32. If it be said (that Brahman is not meant) on account of characteristic marks of the individual soul and the chief vital air; we say no, on account of the threefoldness of meditation; on account of (such threefold meditation) being met (in other texts also); and on account of (such threefold meditation) being appropriate here (also).

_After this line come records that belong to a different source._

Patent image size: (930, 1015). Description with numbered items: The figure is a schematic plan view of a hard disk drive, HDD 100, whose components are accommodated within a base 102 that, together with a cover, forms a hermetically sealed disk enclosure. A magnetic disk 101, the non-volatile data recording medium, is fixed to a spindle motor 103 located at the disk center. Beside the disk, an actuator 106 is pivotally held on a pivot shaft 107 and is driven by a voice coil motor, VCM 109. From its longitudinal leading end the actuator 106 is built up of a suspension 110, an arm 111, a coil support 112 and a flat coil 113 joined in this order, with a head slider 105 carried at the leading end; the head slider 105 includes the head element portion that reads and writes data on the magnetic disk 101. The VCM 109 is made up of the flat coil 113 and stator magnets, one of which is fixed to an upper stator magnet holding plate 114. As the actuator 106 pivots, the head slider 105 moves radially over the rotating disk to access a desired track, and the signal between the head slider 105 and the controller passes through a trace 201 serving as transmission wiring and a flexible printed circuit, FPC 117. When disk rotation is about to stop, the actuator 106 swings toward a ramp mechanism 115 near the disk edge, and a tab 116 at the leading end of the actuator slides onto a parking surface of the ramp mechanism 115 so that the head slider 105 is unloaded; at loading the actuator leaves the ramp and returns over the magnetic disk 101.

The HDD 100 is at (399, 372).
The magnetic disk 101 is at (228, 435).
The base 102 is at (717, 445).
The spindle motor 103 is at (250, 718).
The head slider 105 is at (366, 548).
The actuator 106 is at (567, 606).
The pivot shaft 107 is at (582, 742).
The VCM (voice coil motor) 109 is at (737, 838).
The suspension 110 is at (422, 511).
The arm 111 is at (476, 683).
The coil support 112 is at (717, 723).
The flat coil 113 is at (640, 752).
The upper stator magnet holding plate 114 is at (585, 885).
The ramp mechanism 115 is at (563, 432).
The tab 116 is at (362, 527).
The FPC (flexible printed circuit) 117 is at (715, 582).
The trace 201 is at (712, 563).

An objection is raised. 'Let none try to find out what speech is, let him know the speaker'; 'I slew the three-headed son of Tvashtri; I delivered the Arunmukhas, the devotees, to the wolves'; these passages state characteristic marks of an individual soul (viz. the god Indra).--'As long as Prâna dwells in this body, so long there is life'; 'Prâna alone is the conscious Self, and having laid hold of this body, it makes it rise up.'--These passages again mention
characteristic attributes of the chief vital air. Hence there is here no 'multitude of attributes belonging to the Self.'--The latter part of the Sûtra refutes this objection. The highest Self is called by these different terms in order to teach threefoldness of devout meditation; viz. meditation on Brahman in itself as the cause of the entire world; on Brahman as having for its body the totality of enjoying (individual) souls; and on Brahman as having for its body the objects and means of enjoyment.--This threefold meditation on Brahman, moreover, is met with also in other chapters of the sacred text. Passages such as 'The True, knowledge, infinite is Brahman,' 'Bliss is Brahman,' dwell on Brahman in itself. Passages again such as 'Having created that he entered into it. Having entered it he became sat and tyat, defined and undefined,' &c. (Taitt. Up. II, 6), represent Brahman as having for its body the individual souls and inanimate nature. Hence, in the chapter under discussion also, this threefold view of Brahman is quite appropriate. Where to particular individual beings such as Hiranyagarbha, and so on, or to particular inanimate things such as prakriti, and so on, there are attributed qualities especially belonging--to the highest Self; or where with words denoting such persons and things there are co-ordinated terms denoting the highest Self, the intention of the texts is to convey the idea of the highest Self being the inner Self of all such persons and things.--The settled conclusion, therefore, is that the being designated as Indra and Prâna is other than an individual soul, viz. the highest Self.